Bhima Yudhistira, Direktur Eksekutif Center of Economic and Law Studies (Celios), menilai kebijakan mandatory spending ini penting untuk jangka panjang dan seharusnya tidak diubah.
"Jika sudah ditetapkan 20% [dari belanja] untuk pendidikan, itu tidak boleh diutak-atik. Wacana untuk merombaknya menurut saya tidak tepat," ujar Bhima dalam pernyataannya kepada Bisnis, Kamis (5/9/2024).
Bhima menjelaskan, meskipun anggaran pendidikan sering dievaluasi karena dianggap tidak tepat sasaran dan bahkan ada indikasi korupsi, itu tidak berarti anggaran tersebut harus dikurangi. Menurutnya, yang perlu dilakukan adalah memperbaiki efektivitas program, bukan mengurangi anggaran secara keseluruhan.
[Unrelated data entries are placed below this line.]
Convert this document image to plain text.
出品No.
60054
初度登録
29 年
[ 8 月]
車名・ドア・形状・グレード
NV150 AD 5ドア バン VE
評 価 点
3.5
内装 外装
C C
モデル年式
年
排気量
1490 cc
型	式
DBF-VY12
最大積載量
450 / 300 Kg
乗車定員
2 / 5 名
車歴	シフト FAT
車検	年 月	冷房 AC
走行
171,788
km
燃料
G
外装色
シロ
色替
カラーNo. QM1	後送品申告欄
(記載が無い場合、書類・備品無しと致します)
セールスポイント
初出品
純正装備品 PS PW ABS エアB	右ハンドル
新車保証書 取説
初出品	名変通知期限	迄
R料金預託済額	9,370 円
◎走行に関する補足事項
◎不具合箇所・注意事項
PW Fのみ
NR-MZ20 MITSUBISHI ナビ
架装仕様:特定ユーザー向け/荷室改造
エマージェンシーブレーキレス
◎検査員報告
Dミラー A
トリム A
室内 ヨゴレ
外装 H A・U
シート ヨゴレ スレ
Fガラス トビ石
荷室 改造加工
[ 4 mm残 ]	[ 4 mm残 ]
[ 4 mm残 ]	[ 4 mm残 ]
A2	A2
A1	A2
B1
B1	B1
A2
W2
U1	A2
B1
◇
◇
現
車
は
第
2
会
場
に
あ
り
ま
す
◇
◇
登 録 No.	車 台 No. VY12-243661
“Ketika mereka bilang program pendidikan tidak efektif, lantas anggarannya dipangkas, uangnya akan dialokasikan untuk program lain yang tidak terkait langsung dengan output pendidikan,” tambahnya.
Bhima juga mengusulkan bahwa reformulasi anggaran seharusnya lebih diarahkan pada birokrasi yang terlalu besar, bukan pada anggaran pendidikan.
Baca Juga
Wacana ini mencuat setelah Menteri Keuangan Sri Mulyani Indrawati mengusulkan perubahan basis 20% mandatory spending dari belanja negara menjadi pendapatan negara. Usulan ini berpotensi mengurangi anggaran yang dialokasikan untuk sekolah. Jika perubahan ini diterapkan, anggaran pendidikan yang sebelumnya Rp665 triliun (mengacu pada belanja negara) dapat turun menjadi sekitar Rp560,4 triliun (mengacu pada penerimaan negara).
Sebagai informasi, mandatory spending adalah pengeluaran negara yang diatur oleh undang-undang dengan tujuan mengurangi ketimpangan sosial dan ekonomi antar-daerah. Sejak 2009 pemerintah diwajibkan menyisikan 20% dari APBN telah dialokasikan untuk pendidikan.
Sri Mulyani, yang sudah lebih dari 10 tahun menjabat sebagai Menteri Keuangan di bawah Presiden Susilo Bambang Yudhoyono (SBY) dan Joko Widodo (Jokowi), mempertanyakan konsistensi dalam pengalokasian anggaran pendidikan. Menurutnya, basis 20% dari belanja negara kerap tidak dapat direalisasikan secara penuh.
"Anggaran pendidikan 20% dari belanja negara sering kali tidak pasti dan realisasinya fluktuatif," ungkap Sri Mulyani dalam Rapat Kerja Badan Anggaran, Rabu (4/9/2024).
Pertanyaan besar kini muncul, apakah nasib Anggaran Pendidikan akan mengikuti jejak Anggaran Kesehatan yang sudah tidak lagi menjadi mandatory spending?